Verfolgt Stavaric ein System, sind seine sprachlichen Mittel absichtlich gewählt? Welchen Grund könnte der Autor haben, seinen namenlosen Zoohändler als phrasendreschenden und lexika-allwissenden Mephisto auftreten zu lassen. Stavaric, Anhänger der neo-historistischen Kunst- und Kulturauffassung, hat das Magma der Vulkane zu seinem Romanelement gemacht. Der Stoff, der mit Wasser verbunden zu einer extremen physikalischen Reaktion führt.

Novellenartig reizt er das Thema aus. Der Stoff, der zäh dahinfließt, der Altes begräbt und Neues entstehen lässt, um auch das wieder zu vernichten. Aus der Geschichte ein Verständnis für die Gegenwart entwickeln – der Zoohändler ist möglicherweise nur der literarische Vermittler für den Autor selbst. Und die zerstückelte, minimale Romanhandlung das Vehikel für historische Fragmente. Stavaric versucht, einen roten Faden zu finden. Bei dem Versuch bleibt es allerdings.

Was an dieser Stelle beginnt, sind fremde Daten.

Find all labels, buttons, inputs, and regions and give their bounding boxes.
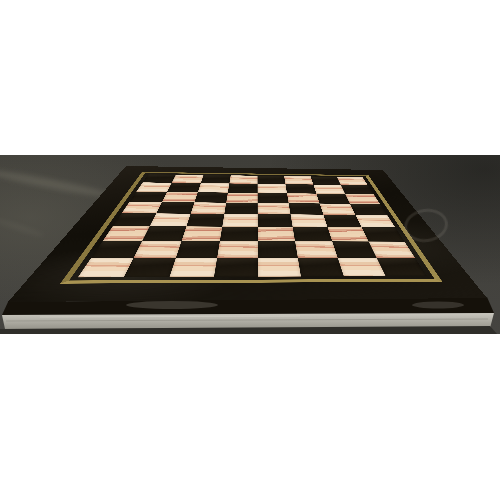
board-square: [181, 226, 222, 241]
board-square: [258, 184, 287, 193]
board-square: [222, 214, 258, 227]
page: [0, 0, 500, 500]
board-square: [226, 193, 257, 203]
board-square: [295, 241, 337, 257]
board-square: [194, 192, 228, 202]
board-square: [217, 241, 258, 258]
board-square: [286, 184, 317, 193]
board-square: [293, 227, 332, 241]
board-square: [258, 258, 301, 277]
board-square: [345, 194, 380, 204]
board-square: [287, 193, 319, 203]
board-square: [150, 213, 191, 226]
board-square: [289, 203, 323, 214]
board-square: [224, 203, 257, 215]
board-square: [198, 183, 230, 192]
scuff-mark: [412, 302, 464, 309]
board-square: [156, 202, 194, 214]
board-square: [258, 227, 295, 241]
board-square: [162, 192, 198, 202]
board-square: [134, 241, 182, 258]
board-square: [228, 183, 258, 192]
board-square: [341, 185, 374, 194]
board-square: [258, 214, 293, 227]
board-square: [291, 214, 328, 227]
board-square: [167, 183, 200, 192]
board-square: [176, 241, 220, 258]
board-square: [214, 258, 258, 277]
board-square: [298, 258, 344, 277]
board-square: [186, 214, 224, 227]
board-square: [258, 241, 298, 257]
scuff-mark: [126, 301, 218, 309]
board-square: [258, 193, 289, 203]
chessboard-photo: [0, 155, 500, 334]
board-square: [190, 202, 226, 214]
board-square: [220, 227, 258, 242]
board-square: [142, 226, 186, 241]
board-square: [169, 258, 217, 277]
board-square: [124, 258, 176, 278]
board-square: [258, 203, 291, 214]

Auf der ersten Seite des Buches entsteht aus der trägen Lava durch Wasserkontakt eine "Insel". Von nun an entsteht Geschichte. Der Roman lässt erst spät Klarheit über Personen und Struktur aufkommen. Der Zoohändler und sein Goldhamster treten als Meister der nonverbalen Kommunikation in Erscheinung – das arme Tier muss ein wenig Licht in das Dunkel der Ansichten des Erzählers bringen. Die undurchsichtige Liebesbeziehung zu seiner lolitahaften Angestellten Zsuzsa lässt den Zoohändler-Mephisto lediglich zum Ende des Romans als alternden Möchtegern-Charmeur ein wenig menschlicher erscheinen.

Das Ziel bleibt vage, er wird müde, obwohl er "die Müdigkeit gar nicht spüren dürfte". Er will noch einmal die Welt antreiben, Zsusza soll ihm dabei helfen. Das Ganze wirkt wie ein Hilferuf eines Alternden, Sterbenden. Schlau wird der Leser nicht daraus.